97 % de déchets inertes (terre, gravats, pierres, béton et tuiles) dans les déchets générés par le BTP(Ifen 2004)

415 plates-formes de regroupement et de tri (dont 67 ont aussi une activité de recyclage de déchets inertes). 223 plates-formes ont une activité de recyclage pure (chiffres Ademe)

48 millions de tonnes la quantité de déchets du bâtiment (Ifen 2004)

295 millions de tonnes la quantité de déchets des travaux publics (chiffre Ifen 2004)

EN SAVOIR PLUS

Guide pratique : « Prévention et gestion des déchets de chantiers du bâtiment », Ademe-Le Moniteur, à paraître courant avril 2009.

http://www.ademe.fr Publication de juillet 2008 sur une stratégie de développement du recyclage en France, Ademe.

http://www.dechets-chantier.ffbatiment.fr.

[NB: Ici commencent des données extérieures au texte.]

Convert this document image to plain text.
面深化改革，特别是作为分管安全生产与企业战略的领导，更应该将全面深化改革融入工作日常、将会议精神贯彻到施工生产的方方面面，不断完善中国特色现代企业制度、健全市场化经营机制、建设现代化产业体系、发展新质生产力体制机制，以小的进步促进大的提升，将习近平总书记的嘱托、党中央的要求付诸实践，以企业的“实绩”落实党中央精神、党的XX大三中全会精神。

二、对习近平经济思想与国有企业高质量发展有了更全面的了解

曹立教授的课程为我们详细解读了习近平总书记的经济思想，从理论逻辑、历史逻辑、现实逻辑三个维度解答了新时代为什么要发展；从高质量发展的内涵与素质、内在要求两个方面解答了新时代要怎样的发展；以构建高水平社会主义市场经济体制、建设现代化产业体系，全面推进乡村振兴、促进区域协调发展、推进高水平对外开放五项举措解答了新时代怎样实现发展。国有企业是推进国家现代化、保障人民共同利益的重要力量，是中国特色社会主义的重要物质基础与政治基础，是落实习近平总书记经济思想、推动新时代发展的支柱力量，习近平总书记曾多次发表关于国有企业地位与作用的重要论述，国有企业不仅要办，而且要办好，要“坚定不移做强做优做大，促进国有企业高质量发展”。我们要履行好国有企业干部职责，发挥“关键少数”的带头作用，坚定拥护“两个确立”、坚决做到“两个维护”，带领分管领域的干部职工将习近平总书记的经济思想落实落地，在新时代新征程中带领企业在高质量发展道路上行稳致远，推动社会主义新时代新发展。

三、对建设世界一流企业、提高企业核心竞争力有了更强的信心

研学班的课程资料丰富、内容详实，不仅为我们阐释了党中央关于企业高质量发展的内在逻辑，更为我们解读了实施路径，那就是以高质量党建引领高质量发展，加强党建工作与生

Pour identifier les centres de valorisation à proximité de son chantier.

Recyclage des déchets de plâtre : peut mieux faire

En France, l’enfouissement des déchets de plâtre est la solution la plus fréquente. Les usines intégrant des déchets de plâtre issus des chantiers dans leur process sont, en effet, encore trop peu nombreuses (entre cinq et dix unités). Si des expérimentations de tri et de collecte sélective sur les chantiers sont mises en place (Placo à Chambéry recycle jusqu’à 1 000 tonnes par mois), la filière est encore peu développée. Les tolérances sur la variation de qualité de la matière première dans le process de fabrication des produits de plâtre étant très faibles, pour le moment, seuls les déchets de carreaux et de plaques de plâtre « purs » sont recyclés. Les déchets de plâtre liés à des morceaux de béton ou de briques, comme les enduits, ne sont pas recyclés et finissent leur vie dans des centres de stockage de classe II, ou de classe III lorsque le plâtre ne subsiste qu’en petite quantité. Le cycle de vie des produits à base de plâtre doit donc être reconsidéré techniquement et économiquement par les industriels afin de prévoir la fin de vie de leurs produits dès leur conception.

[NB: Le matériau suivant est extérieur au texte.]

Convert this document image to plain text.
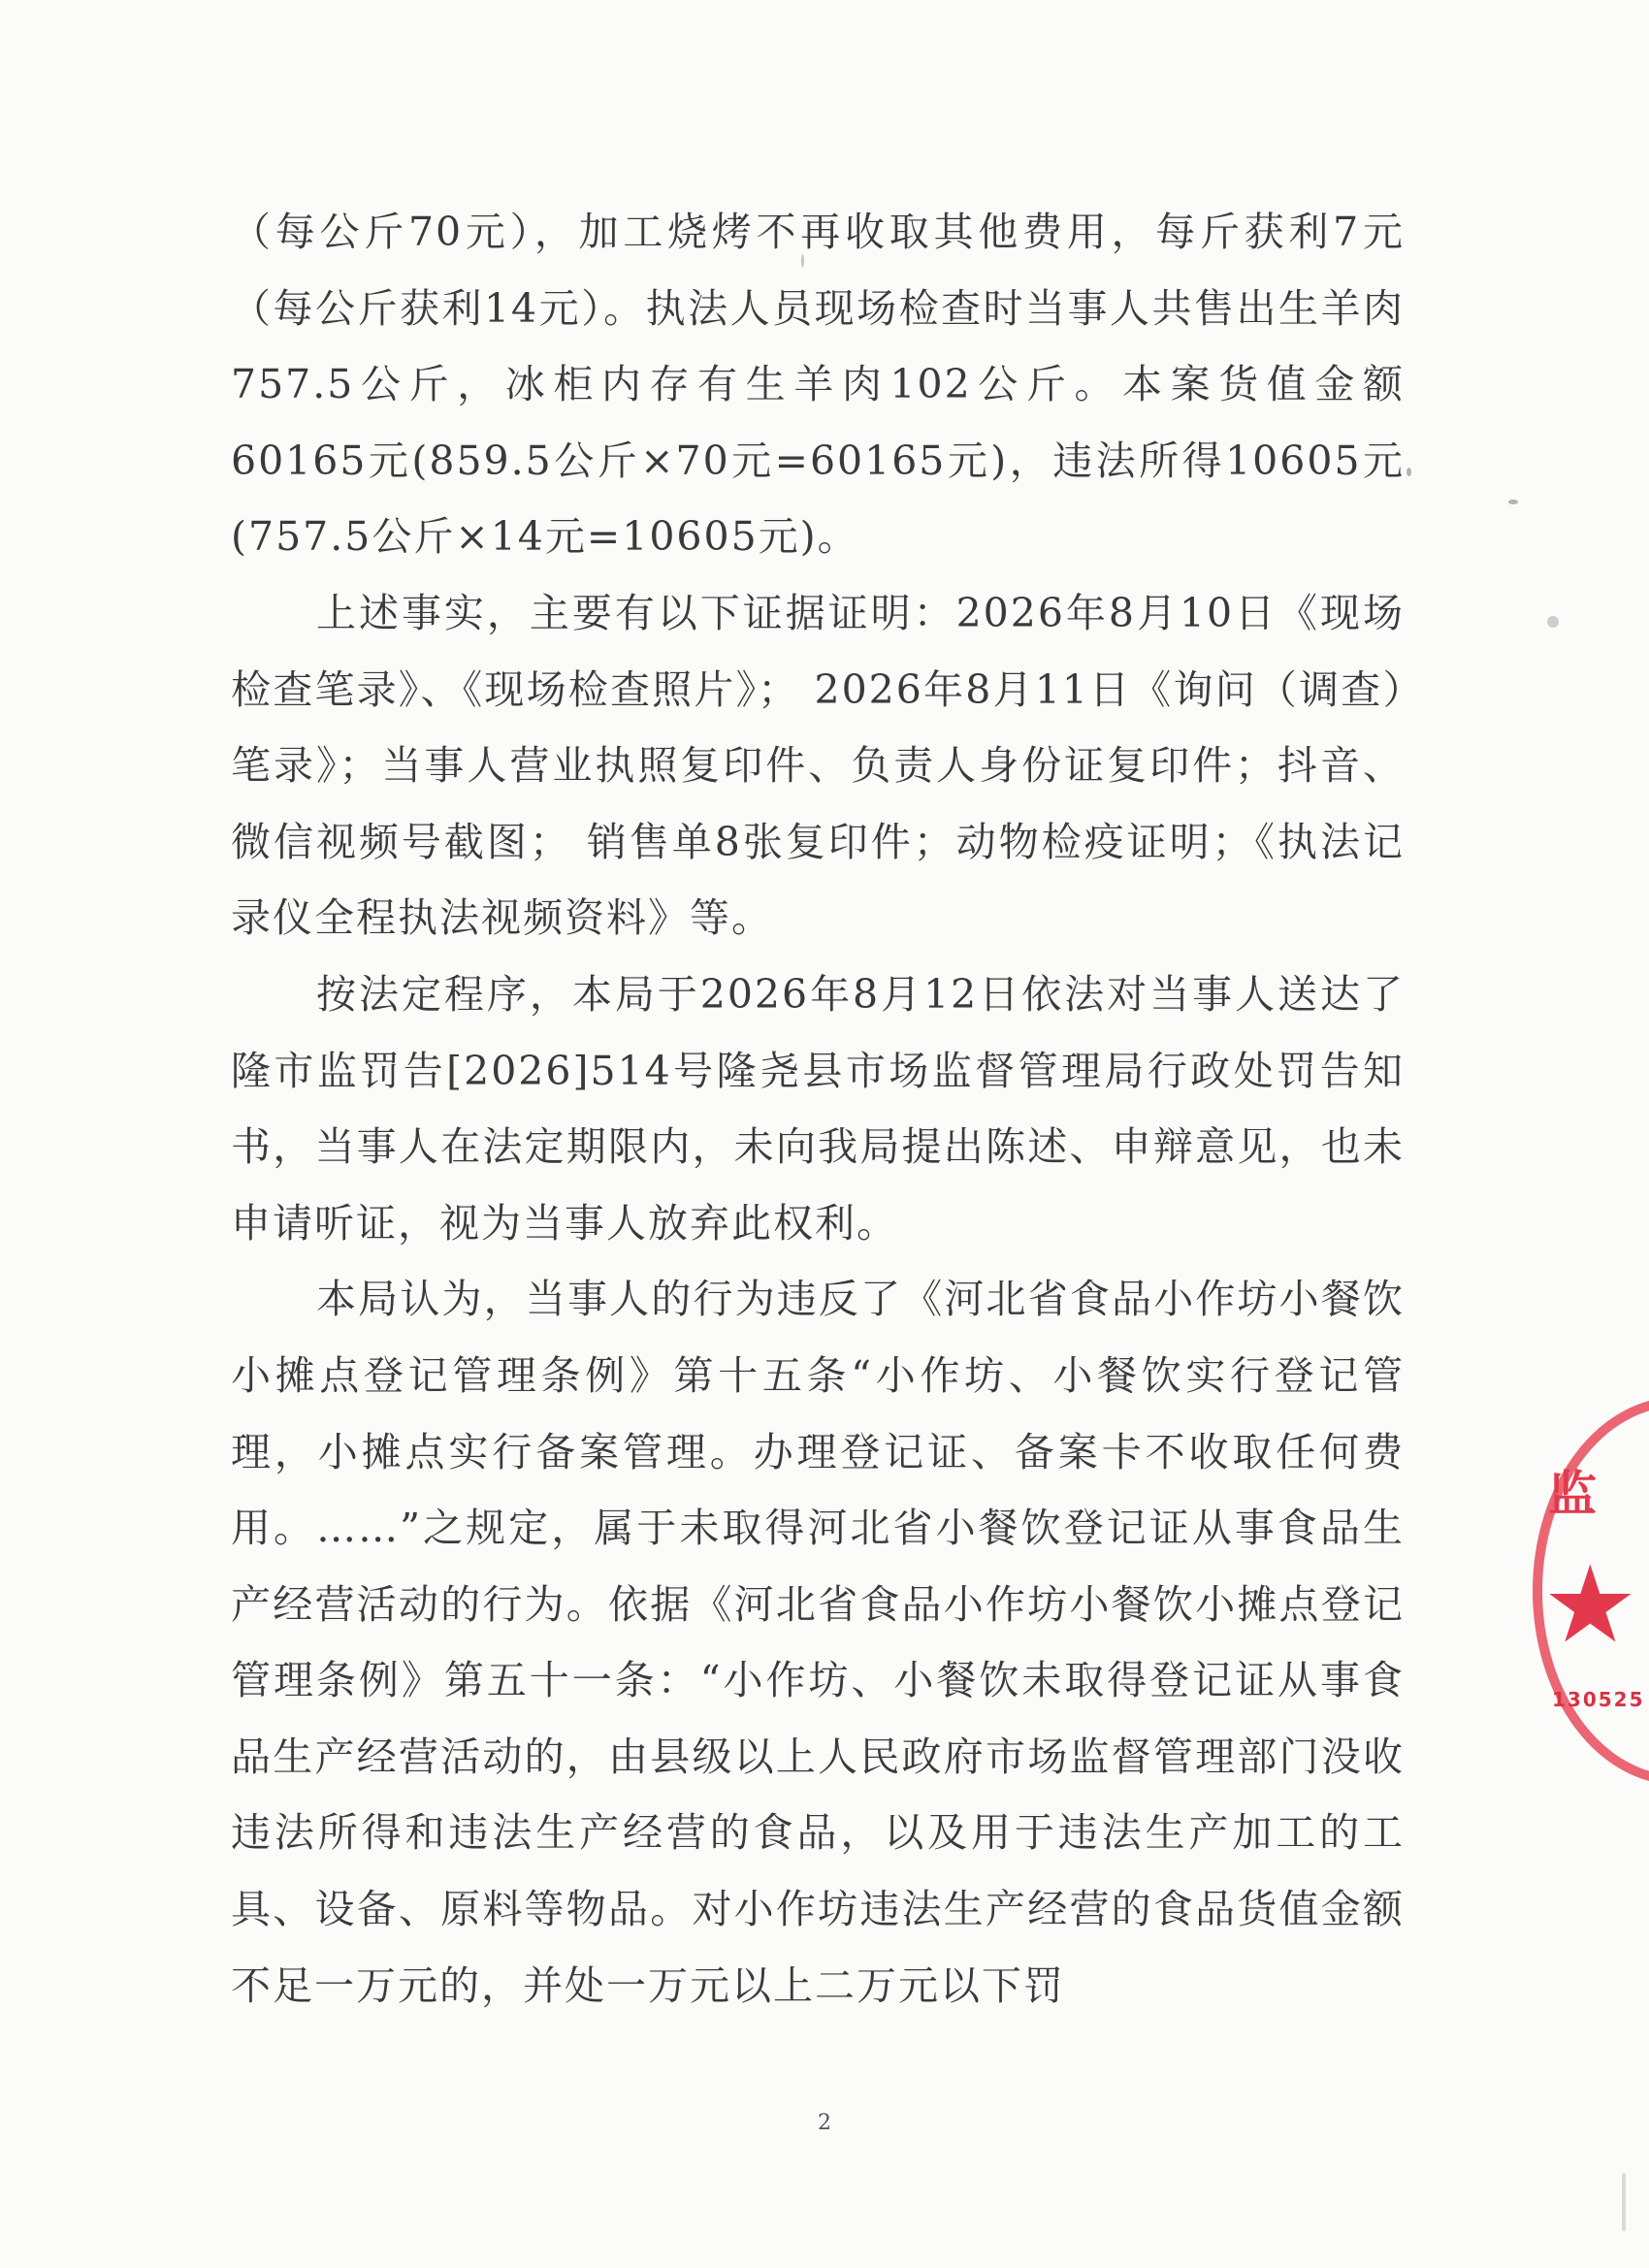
（每公斤70元），加工烧烤不再收取其他费用，每斤获利7元（每公斤获利14元）。执法人员现场检查时当事人共售出生羊肉757.5公斤，冰柜内存有生羊肉102公斤。本案货值金额60165元(859.5公斤×70元=60165元)，违法所得10605元(757.5公斤×14元=10605元)。

上述事实，主要有以下证据证明：2026年8月10日《现场检查笔录》、《现场检查照片》； 2026年8月11日《询问（调查）笔录》；当事人营业执照复印件、负责人身份证复印件；抖音、微信视频号截图； 销售单8张复印件；动物检疫证明；《执法记录仪全程执法视频资料》等。

按法定程序，本局于2026年8月12日依法对当事人送达了隆市监罚告[2026]514号隆尧县市场监督管理局行政处罚告知书，当事人在法定期限内，未向我局提出陈述、申辩意见，也未申请听证，视为当事人放弃此权利。

本局认为，当事人的行为违反了《河北省食品小作坊小餐饮小摊点登记管理条例》第十五条“小作坊、小餐饮实行登记管理，小摊点实行备案管理。办理登记证、备案卡不收取任何费用。……”之规定，属于未取得河北省小餐饮登记证从事食品生产经营活动的行为。依据《河北省食品小作坊小餐饮小摊点登记管理条例》第五十一条：“小作坊、小餐饮未取得登记证从事食品生产经营活动的，由县级以上人民政府市场监督管理部门没收违法所得和违法生产经营的食品，以及用于违法生产加工的工具、设备、原料等物品。对小作坊违法生产经营的食品货值金额不足一万元的，并处一万元以上二万元以下罚

2
监
★
130525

Le casse-tête des plates-formes de gestion des déchets

415 plates-formes de regroupement et de tri, dont 67 ont également une activité de recyclage d’inertes, et 223 plates-formes de recyclage « pur » sont recensées (chiffres Ademe). Bien que non négligeables, ces quantités sont insuffisantes. Inégalement répartis sur le territoire, les nœuds du maillage ne sont pas assez serrés. On estime que chaque chantier doit pouvoir disposer d’au moins une plate-forme de regroupement, de tri ou de recyclage dans un rayon de 40 km. Or, le mode de production des déchets du BTP est complexe : les chantiers sont, par définition, limités dans le temps : gisements mouvants, ils génèrent des déchets très pondéreux, produits parfois en petites quantités. Justifier l’implantation d’une plateforme prend donc parfois l’allure d’un véritable casse-tête, d’autant que le syndrome Nimby (Not in my backyard) joue à plein, de nombreuses collectivités voyant d’un mauvais œil l’implantation de structures considérées comme des nuisances. Au cœur des enjeux des schémas départementaux de gestion des déchets du BTP, rendus prochainement obligatoires par le Grenelle, les installations de valorisation ont un rôle de tout premier plan à jouer dans la lutte contre les décharges sauvages, encore trop nombreuses sur le territoire.